1.001228093 seconds time elapsed

Fix it by disabling group leader only.

Signed-off-by: Namhyung Kim <[email protected]>
---
tools/perf/builtin-stat.c | 2 +-
1 files changed, 1 insertions(+), 1 deletions(-)

diff --git a/tools/perf/builtin-stat.c b/tools/perf/builtin-stat.c
index e54cbc9fc4fd..cda1e757ea87 100644
--- a/tools/perf/builtin-stat.c
+++ b/tools/perf/builtin-stat.c
@@ -296,7 +296,7 @@ static int create_perf_stat_counter(struct perf_evsel *evsel,
if (system_wide)
return perf_evsel__open_per_cpu(evsel, evsel_list->cpus,
group, group_fd);
- if (!target_pid && !target_tid) {
+ if (!target_pid && !target_tid && (!group || evsel == first)) {
attr->disabled = 1;
attr->enable_on_exec = 1;
}
--
1.7.9


2012-02-20 01:47:15

by Namhyung Kim

[permalink] [raw]
Subject: [PATCH 2/2] perf tools: Do not disable members of group event

When event group is enabled for forked task (i.e. no target task/cpu
was specified) all events were disabled and marked ->enable_on_exec.
However they wouldn't be counted at all since only group leader will
be enabled on exec actually.

In contrast to perf stat, perf record doesn't have a real problem
as it enables all the event before proceeding. But it needs to be
fixed anyway IMHO.

Signed-off-by: Namhyung Kim <[email protected]>
---
tools/perf/util/evlist.c | 6 ++++--
tools/perf/util/evsel.c | 6 ++++--
tools/perf/util/evsel.h | 3 ++-
3 files changed, 10 insertions(+), 5 deletions(-)

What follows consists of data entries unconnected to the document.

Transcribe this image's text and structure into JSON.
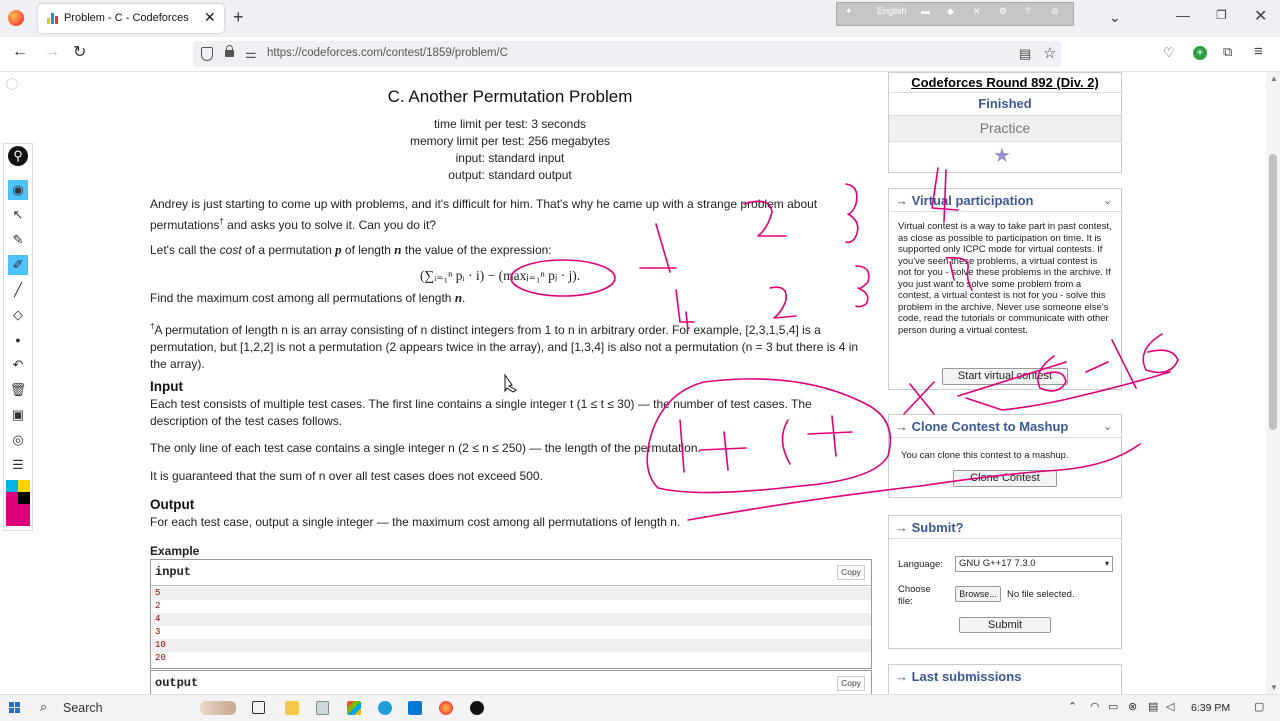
{
  "browser": {
    "tab_title": "Problem - C - Codeforces",
    "tab_close": "✕",
    "new_tab": "+",
    "tab_list": "⌄",
    "url": "https://codeforces.com/contest/1859/problem/C",
    "overlay_label": "English",
    "window": {
      "minimize": "—",
      "maximize": "❐",
      "close": "✕"
    }
  },
  "problem": {
    "title": "C. Another Permutation Problem",
    "time_limit": "time limit per test: 3 seconds",
    "memory_limit": "memory limit per test: 256 megabytes",
    "input": "input: standard input",
    "output": "output: standard output",
    "statement_1": "Andrey is just starting to come up with problems, and it's difficult for him. That's why he came up with a strange problem about permutations",
    "statement_1_end": " and asks you to solve it. Can you do it?",
    "cost_intro_a": "Let's call the ",
    "cost_word": "cost",
    "cost_intro_b": " of a permutation ",
    "cost_intro_c": " of length ",
    "cost_intro_d": " the value of the expression:",
    "formula": "(∑ᵢ₌₁ⁿ pᵢ · i) − (maxⱼ₌₁ⁿ pⱼ · j).",
    "find_max": "Find the maximum cost among all permutations of length ",
    "footnote": "A permutation of length n is an array consisting of n distinct integers from 1 to n in arbitrary order. For example, [2,3,1,5,4] is a permutation, but [1,2,2] is not a permutation (2 appears twice in the array), and [1,3,4] is also not a permutation (n = 3 but there is 4 in the array).",
    "input_title": "Input",
    "input_text_1": "Each test consists of multiple test cases. The first line contains a single integer t (1 ≤ t ≤ 30) — the number of test cases. The description of the test cases follows.",
    "input_text_2": "The only line of each test case contains a single integer n (2 ≤ n ≤ 250) — the length of the permutation.",
    "input_text_3": "It is guaranteed that the sum of n over all test cases does not exceed 500.",
    "output_title": "Output",
    "output_text": "For each test case, output a single integer — the maximum cost among all permutations of length n.",
    "example_label": "Example",
    "input_box_label": "input",
    "output_box_label": "output",
    "copy_label": "Copy",
    "example_input": [
      "5",
      "2",
      "4",
      "3",
      "10",
      "20"
    ],
    "var_p": "p",
    "var_n": "n",
    "dagger": "†",
    "period": "."
  },
  "sidebar": {
    "contest_name": "Codeforces Round 892 (Div. 2)",
    "status": "Finished",
    "practice": "Practice",
    "virtual_title": "→ Virtual participation",
    "virtual_text": "Virtual contest is a way to take part in past contest, as close as possible to participation on time. It is supported only ICPC mode for virtual contests. If you've seen these problems, a virtual contest is not for you - solve these problems in the archive. If you just want to solve some problem from a contest, a virtual contest is not for you - solve this problem in the archive. Never use someone else's code, read the tutorials or communicate with other person during a virtual contest.",
    "start_virtual": "Start virtual contest",
    "clone_title": "→ Clone Contest to Mashup",
    "clone_text": "You can clone this contest to a mashup.",
    "clone_button": "Clone Contest",
    "submit_title": "→ Submit?",
    "language_label": "Language:",
    "language_value": "GNU G++17 7.3.0",
    "choose_file_label": "Choose file:",
    "browse_button": "Browse...",
    "no_file": "No file selected.",
    "submit_button": "Submit",
    "last_submissions_title": "→ Last submissions"
  },
  "taskbar": {
    "search_label": "Search",
    "time": "6:39 PM"
  },
  "colors": {
    "link_blue": "#3b5998",
    "ink_pink": "#e0007a",
    "selection_blue": "#4cc3ff"
  }
}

diff --git a/tools/perf/util/evlist.c b/tools/perf/util/evlist.c
index f8da9fada002..ec4e338ee291 100644
--- a/tools/perf/util/evlist.c
+++ b/tools/perf/util/evlist.c
@@ -51,13 +51,15 @@ struct perf_evlist *perf_evlist__new(struct cpu_map *cpus,
void perf_evlist__config_attrs(struct perf_evlist *evlist,
struct perf_record_opts *opts)
{
- struct perf_evsel *evsel;
+ struct perf_evsel *evsel, *first;

if (evlist->cpus->map[0] < 0)
opts->no_inherit = true;

+ first = list_entry(evlist->entries.next, struct perf_evsel, node);
+
list_for_each_entry(evsel, &evlist->entries, node) {
- perf_evsel__config(evsel, opts);
+ perf_evsel__config(evsel, opts, first);

if (evlist->nr_entries > 1)
evsel->attr.sample_type |= PERF_SAMPLE_ID;
diff --git a/tools/perf/util/evsel.c b/tools/perf/util/evsel.c
index 302d49a9f985..c92693c3d108 100644
--- a/tools/perf/util/evsel.c
+++ b/tools/perf/util/evsel.c
@@ -63,7 +63,8 @@ struct perf_evsel *perf_evsel__new(struct perf_event_attr *attr, int idx)
return evsel;
}

-void perf_evsel__config(struct perf_evsel *evsel, struct perf_record_opts *opts)
+void perf_evsel__config(struct perf_evsel *evsel, struct perf_record_opts *opts,
+ struct perf_evsel *first)
{
struct perf_event_attr *attr = &evsel->attr;
int track = !evsel->idx; /* only the first counter needs these */
@@ -130,7 +131,8 @@ void perf_evsel__config(struct perf_evsel *evsel, struct perf_record_opts *opts)
attr->mmap = track;
attr->comm = track;

- if (!opts->target_pid && !opts->target_tid && !opts->system_wide) {
+ if (!opts->target_pid && !opts->target_tid && !opts->system_wide &&
+ (!opts->group || evsel == first)) {
attr->disabled = 1;
attr->enable_on_exec = 1;
}
diff --git a/tools/perf/util/evsel.h b/tools/perf/util/evsel.h
index 326b8e4d5035..3158ca3d69a1 100644
--- a/tools/perf/util/evsel.h
+++ b/tools/perf/util/evsel.h
@@ -80,7 +80,8 @@ void perf_evsel__exit(struct perf_evsel *evsel);
void perf_evsel__delete(struct perf_evsel *evsel);

void perf_evsel__config(struct perf_evsel *evsel,
- struct perf_record_opts *opts);
+ struct perf_record_opts *opts,
+ struct perf_evsel *first);

int perf_evsel__alloc_fd(struct perf_evsel *evsel, int ncpus, int nthreads);
int perf_evsel__alloc_id(struct perf_evsel *evsel, int ncpus, int nthreads);
--
1.7.9